The Guardian names demolishment of Armenian cross-stones in Azerbaijan ‘cultural genocide’
The Guardian has published an article headlined ”Monumental loss: Azerbaijan and ‘the worst cultural genocide of the 21st century” about the demolishment of Armenian cross-stones in Azerbaijan. ARMENPRESS reports the periodical writes that the the greatest cultural diaster taking place at the moment might be taking place not in Syria, but in Caucasus, meaning the demolishment of Armenian cross-stones in Azerbaijan.
‘ According to a lengthy report published in the art journal Hyperallergic in February, the Azerbaijani government has, over the past 30 years, been engaging in a systematic erasure of the country’s historic Armenian heritage.

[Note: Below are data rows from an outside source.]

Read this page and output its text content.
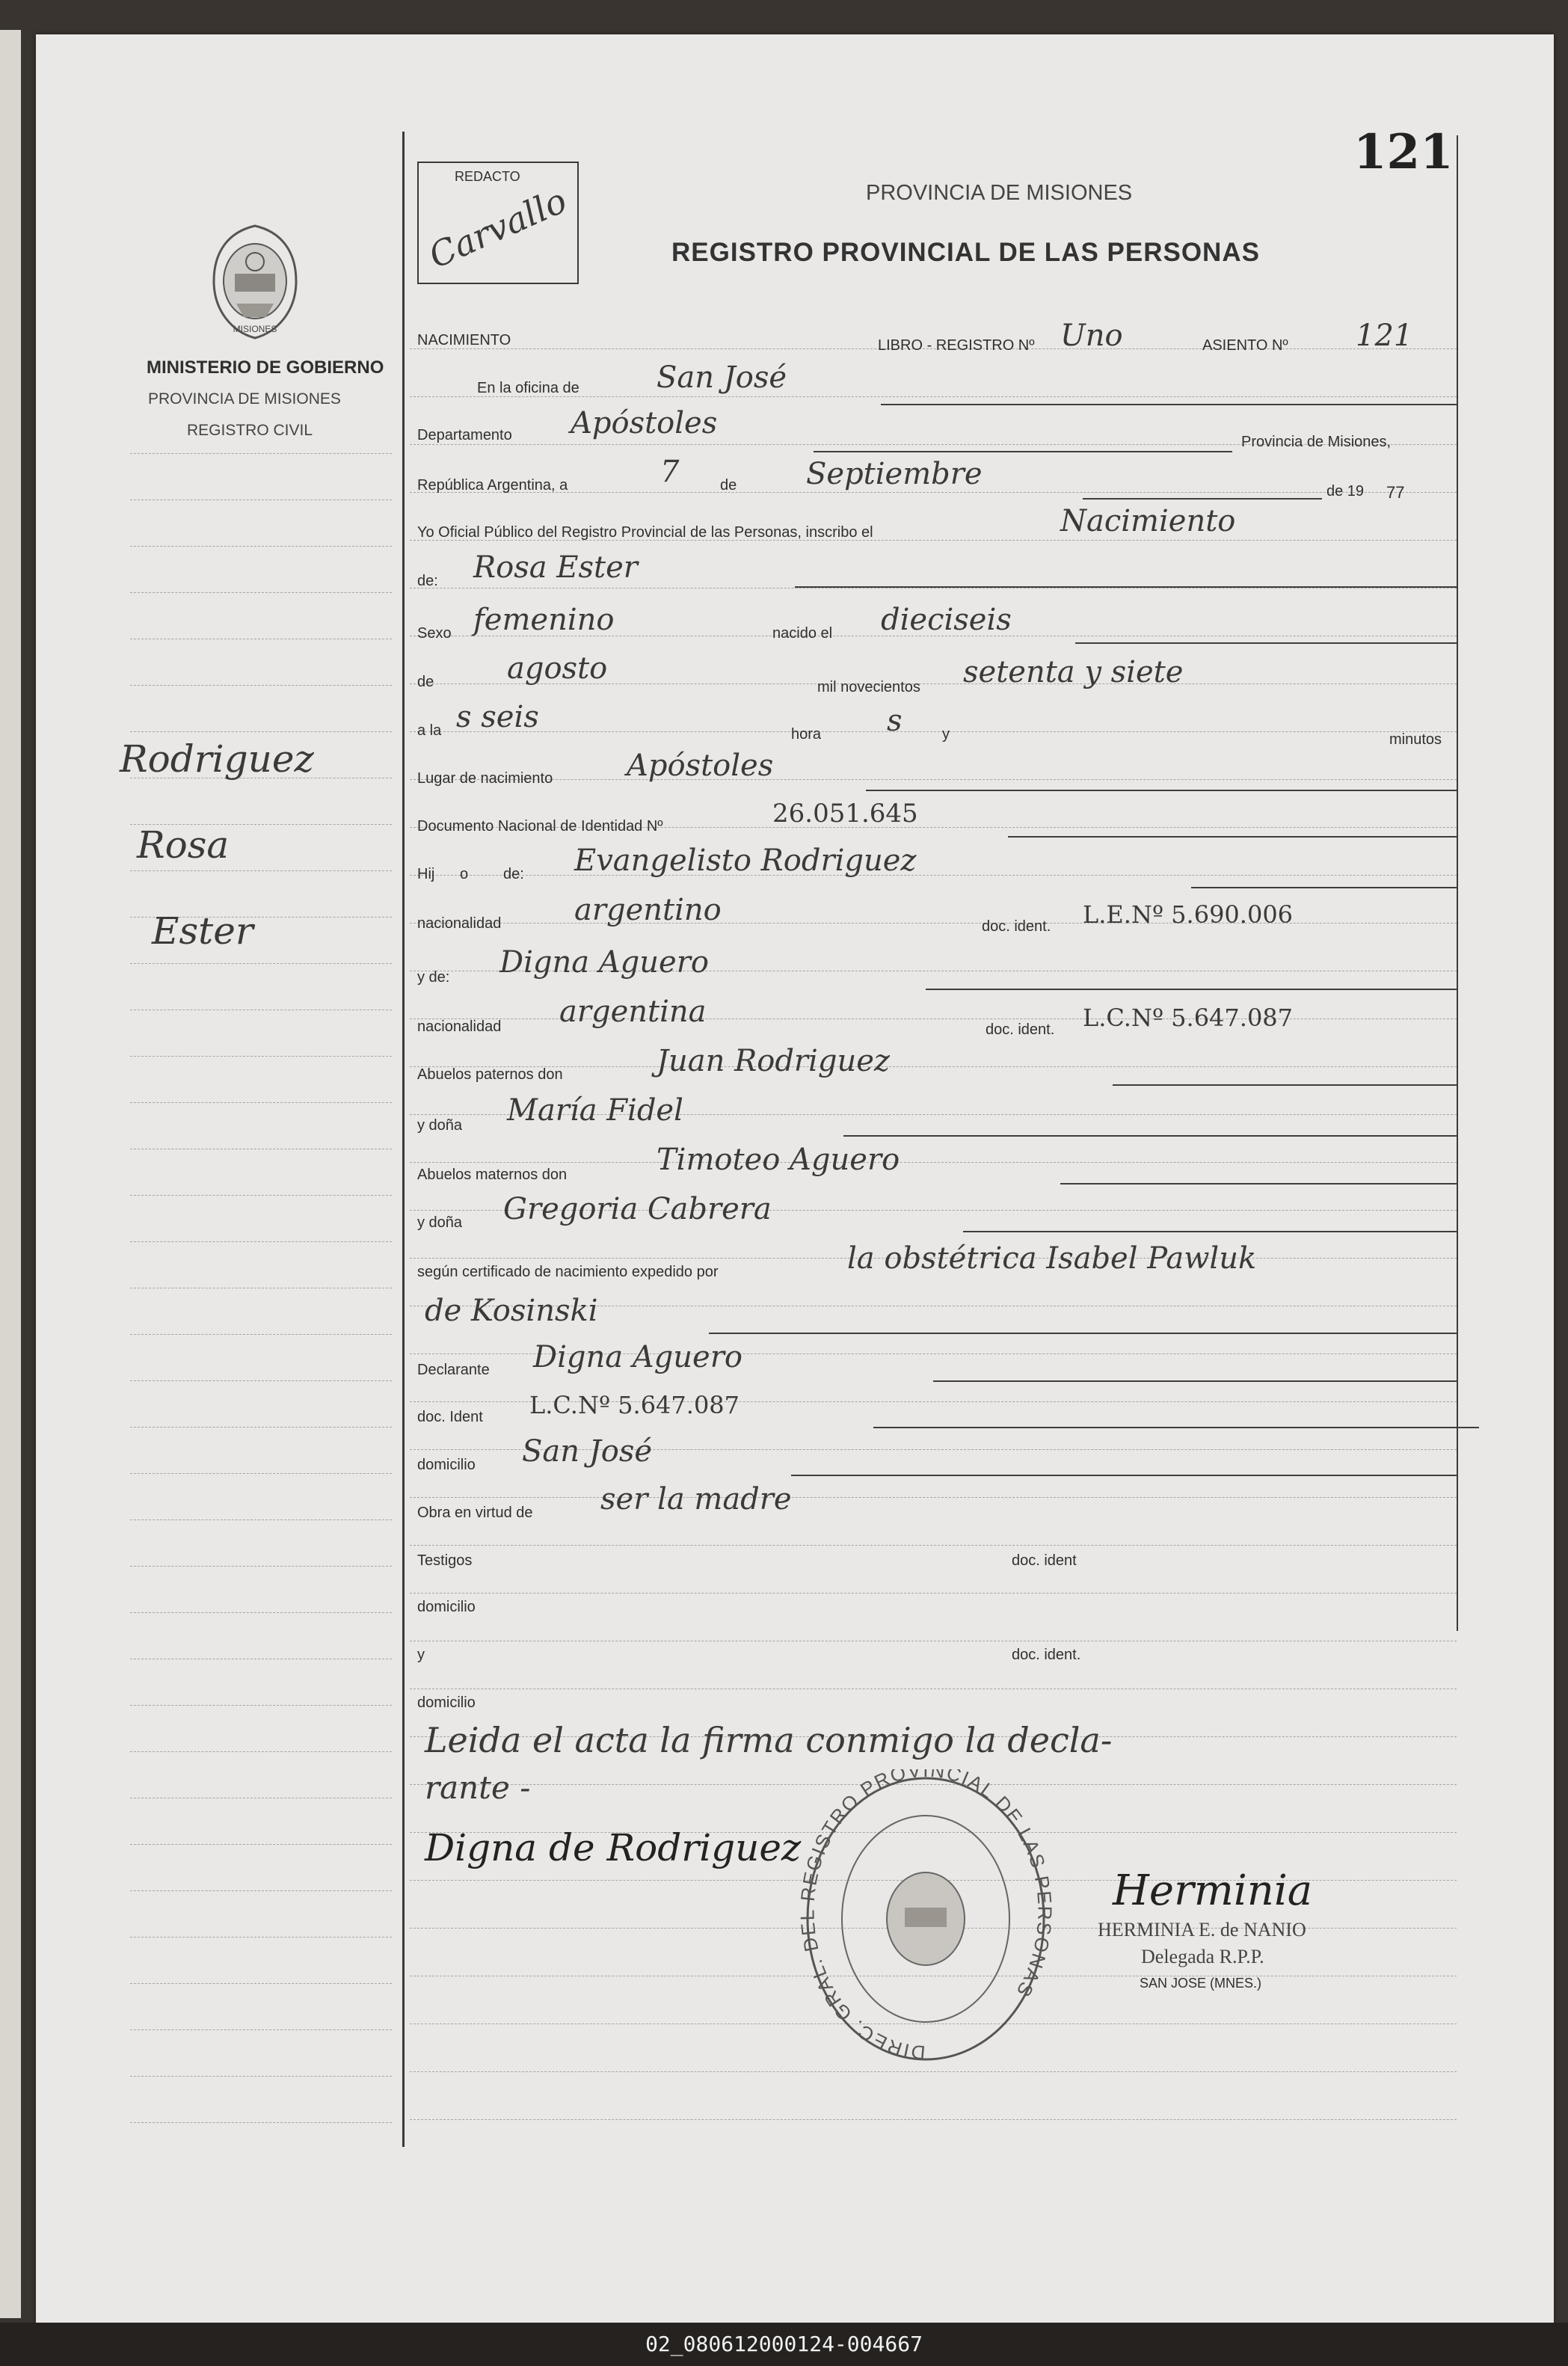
121
REDACTO
Carvallo	PROVINCIA DE MISIONES
REGISTRO PROVINCIAL DE LAS PERSONAS
MISIONES
MINISTERIO DE GOBIERNO
PROVINCIA DE MISIONES
REGISTRO CIVIL
Rodriguez
Rosa
Ester
NACIMIENTO	LIBRO - REGISTRO Nº Uno	ASIENTO Nº 121
En la oficina de	San José
Departamento Apóstoles
Provincia de Misiones,
República Argentina, a	7	de Septiembre	de 19 77
Yo Oficial Público del Registro Provincial de las Personas, inscribo el	Nacimiento
de: Rosa Ester
Sexo femenino	nacido el dieciseis
de agosto
mil novecientos setenta y siete
a la s seis	hora s	y	minutos
Lugar de nacimiento Apóstoles
Documento Nacional de Identidad Nº	26.051.645
Hij o de: Evangelisto Rodriguez
nacionalidad argentino	doc. ident. L.E.Nº 5.690.006
y de: Digna Aguero
nacionalidad argentina
doc. ident. L.C.Nº 5.647.087
Abuelos paternos don	Juan Rodriguez
y doña María Fidel
Abuelos maternos don	Timoteo Aguero
y doña Gregoria Cabrera
según certificado de nacimiento expedido por	la obstétrica Isabel Pawluk
de Kosinski
Declarante Digna Aguero
doc. Ident L.C.Nº 5.647.087
domicilio San José
Obra en virtud de ser la madre
Testigos	doc. ident
domicilio
y	doc. ident.
domicilio
Leida el acta la firma conmigo la decla-
rante -
Digna de Rodriguez
DIREC. GRAL. D EGISTRO PROVINCIAL DE LAS P ONAS
Herminia
HERMINIA E. de NANIO
Delegada R.P.P.
SAN JOSE (MNES.)
02_080612000124-004667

This official, albeit covert, destruction of cultural and religious artefacts exceeds Islamic State’s self-promotional dynamiting of Palmyra’, The Guardian writes.
The periodical reminds that on 15 December 2005, the prelate of northern Iran’s Armenian church, Bishop Nshan Topouzian, filmed – from across the river in Iran – the Azerbaijani military methodically laying waste with sledgehammers to all that remained of Djulfa. The soldiers loaded the debris on to truck beds and dumped it into the Araxes.
‘The footage can be found in a 2006 film entitled The New Tears of Araxes posted on YouTube, edited by Maghakyan and scripted by Pickman. It is chilling. Satellite research shows that, in 2003, the uneven, textured landscape was dotted with multiple small structures. By 2009, it is flattened and empty’, writes the periodical, adding that the Azerbaijani government has repeatedly refused international inspectors’ entry to the site.